Fast food versus Healthy Food

Came across a discussion of food perception on wise bread. I take issue with fast food restaurant versus healthy restaurant, where french and italian food is included in healthy. Replace 'healthy' with 'fancy' in the article, and it is all more sensible. Anyone who goes to a restaurant that doesn't publish nutritional information can't assume that the food meets or doesn't meet any dietary guidelines. What's in the salad dressing? Are they using whole milk cheese or skim milk cheese. Just how much oil or butter was used to pan fry that dish? For example, american's tend to think of asian food as healthy. Having cooked chinese food for the last eight years, knowing what my recipes call for, and assuming short cuts on the part of restaurants, I'm no better off than eating typical american fare.

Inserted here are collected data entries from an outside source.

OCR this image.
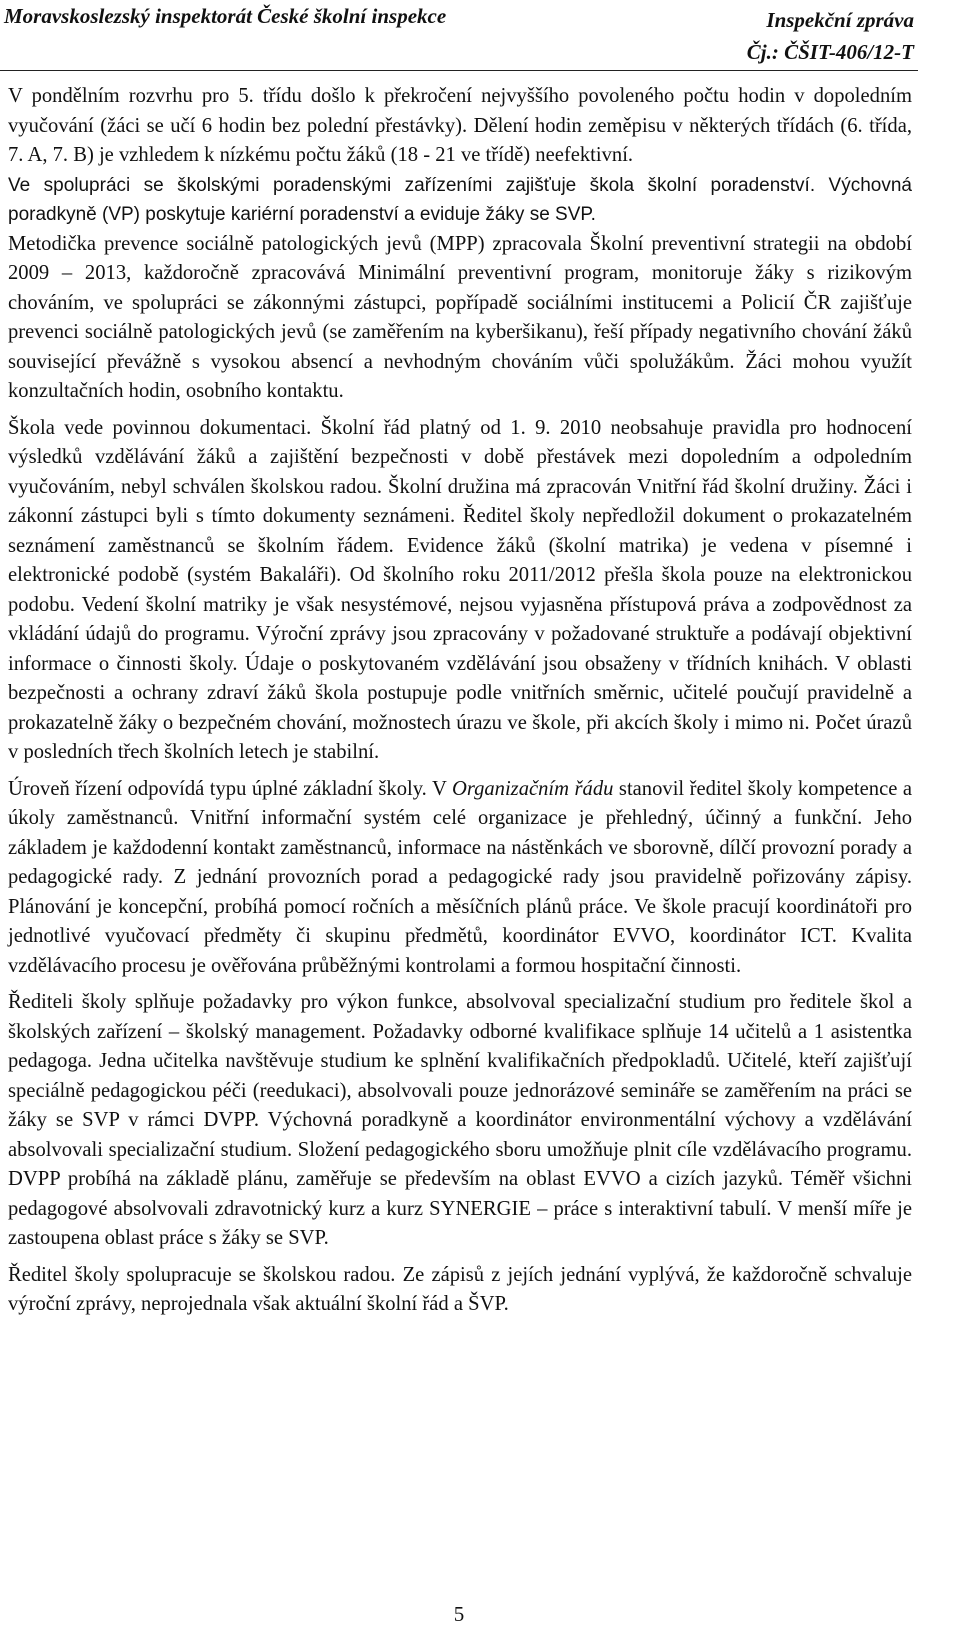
Moravskoslezský inspektorát České školní inspekce	Inspekční zpráva
Čj.: ČŠIT-406/12-T

V pondělním rozvrhu pro 5. třídu došlo k překročení nejvyššího povoleného počtu hodin v dopoledním vyučování (žáci se učí 6 hodin bez polední přestávky). Dělení hodin zeměpisu v některých třídách (6. třída, 7. A, 7. B) je vzhledem k nízkému počtu žáků (18 - 21 ve třídě) neefektivní.

Ve spolupráci se školskými poradenskými zařízeními zajišťuje škola školní poradenství. Výchovná poradkyně (VP) poskytuje kariérní poradenství a eviduje žáky se SVP.

Metodička prevence sociálně patologických jevů (MPP) zpracovala Školní preventivní strategii na období 2009 – 2013, každoročně zpracovává Minimální preventivní program, monitoruje žáky s rizikovým chováním, ve spolupráci se zákonnými zástupci, popřípadě sociálními institucemi a Policií ČR zajišťuje prevenci sociálně patologických jevů (se zaměřením na kyberšikanu), řeší případy negativního chování žáků související převážně s vysokou absencí a nevhodným chováním vůči spolužákům. Žáci mohou využít konzultačních hodin, osobního kontaktu.

Škola vede povinnou dokumentaci. Školní řád platný od 1. 9. 2010 neobsahuje pravidla pro hodnocení výsledků vzdělávání žáků a zajištění bezpečnosti v době přestávek mezi dopoledním a odpoledním vyučováním, nebyl schválen školskou radou. Školní družina má zpracován Vnitřní řád školní družiny. Žáci i zákonní zástupci byli s tímto dokumenty seznámeni. Ředitel školy nepředložil dokument o prokazatelném seznámení zaměstnanců se školním řádem. Evidence žáků (školní matrika) je vedena v písemné i elektronické podobě (systém Bakaláři). Od školního roku 2011/2012 přešla škola pouze na elektronickou podobu. Vedení školní matriky je však nesystémové, nejsou vyjasněna přístupová práva a zodpovědnost za vkládání údajů do programu. Výroční zprávy jsou zpracovány v požadované struktuře a podávají objektivní informace o činnosti školy. Údaje o poskytovaném vzdělávání jsou obsaženy v třídních knihách. V oblasti bezpečnosti a ochrany zdraví žáků škola postupuje podle vnitřních směrnic, učitelé poučují pravidelně a prokazatelně žáky o bezpečném chování, možnostech úrazu ve škole, při akcích školy i mimo ni. Počet úrazů v posledních třech školních letech je stabilní.

Úroveň řízení odpovídá typu úplné základní školy. V Organizačním řádu stanovil ředitel školy kompetence a úkoly zaměstnanců. Vnitřní informační systém celé organizace je přehledný, účinný a funkční. Jeho základem je každodenní kontakt zaměstnanců, informace na nástěnkách ve sborovně, dílčí provozní porady a pedagogické rady. Z jednání provozních porad a pedagogické rady jsou pravidelně pořizovány zápisy. Plánování je koncepční, probíhá pomocí ročních a měsíčních plánů práce. Ve škole pracují koordinátoři pro jednotlivé vyučovací předměty či skupinu předmětů, koordinátor EVVO, koordinátor ICT. Kvalita vzdělávacího procesu je ověřována průběžnými kontrolami a formou hospitační činnosti.

Řediteli školy splňuje požadavky pro výkon funkce, absolvoval specializační studium pro ředitele škol a školských zařízení – školský management. Požadavky odborné kvalifikace splňuje 14 učitelů a 1 asistentka pedagoga. Jedna učitelka navštěvuje studium ke splnění kvalifikačních předpokladů. Učitelé, kteří zajišťují speciálně pedagogickou péči (reedukaci), absolvovali pouze jednorázové semináře se zaměřením na práci se žáky se SVP v rámci DVPP. Výchovná poradkyně a koordinátor environmentální výchovy a vzdělávání absolvovali specializační studium. Složení pedagogického sboru umožňuje plnit cíle vzdělávacího programu. DVPP probíhá na základě plánu, zaměřuje se především na oblast EVVO a cizích jazyků. Téměř všichni pedagogové absolvovali zdravotnický kurz a kurz SYNERGIE – práce s interaktivní tabulí. V menší míře je zastoupena oblast práce s žáky se SVP.

Ředitel školy spolupracuje se školskou radou. Ze zápisů z jejích jednání vyplývá, že každoročně schvaluje výroční zprávy, neprojednala však aktuální školní řád a ŠVP.

5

If it's creamy soup, it being Thai doesn't mean the cream will have fewer calories.

Monday, June 21, 2010

The logic of paleo diets

I am sympathetic to the idea that we return to hunter-gatherer diets, but I find myself thinking about what that actually means. How did we happen to start farming? How did we decide as gatherers what was edible? Was it starvation that drove us to try new foods? I like the idea of climate change driving early agriculture. "Gee, these grass seeds are hard to eat, but I'm hungry. Gee, look at that, I survived the winter eating grass seeds and roots." I'm afraid the logic that some paleo-philes present as to the transition from hunter-gatherer to farmer feels very weak to me. I think that without that transition, perhaps humans would have come close to extinction, if we didn't disappear altogether.

Tuesday, June 01, 2010

Security Vulnerability = Sexy Bug

Watching Billy Hoffman's JSConf talk, "Javascript, the Evil Parts". A favorite point he makes: security flaws in software are unintended software behavior, that is, they are bugs, albeit sexy because they relate to security. When a developer says security is not their problem, they are declaring that they are not responsible for bugs that happen to affect security. Fail.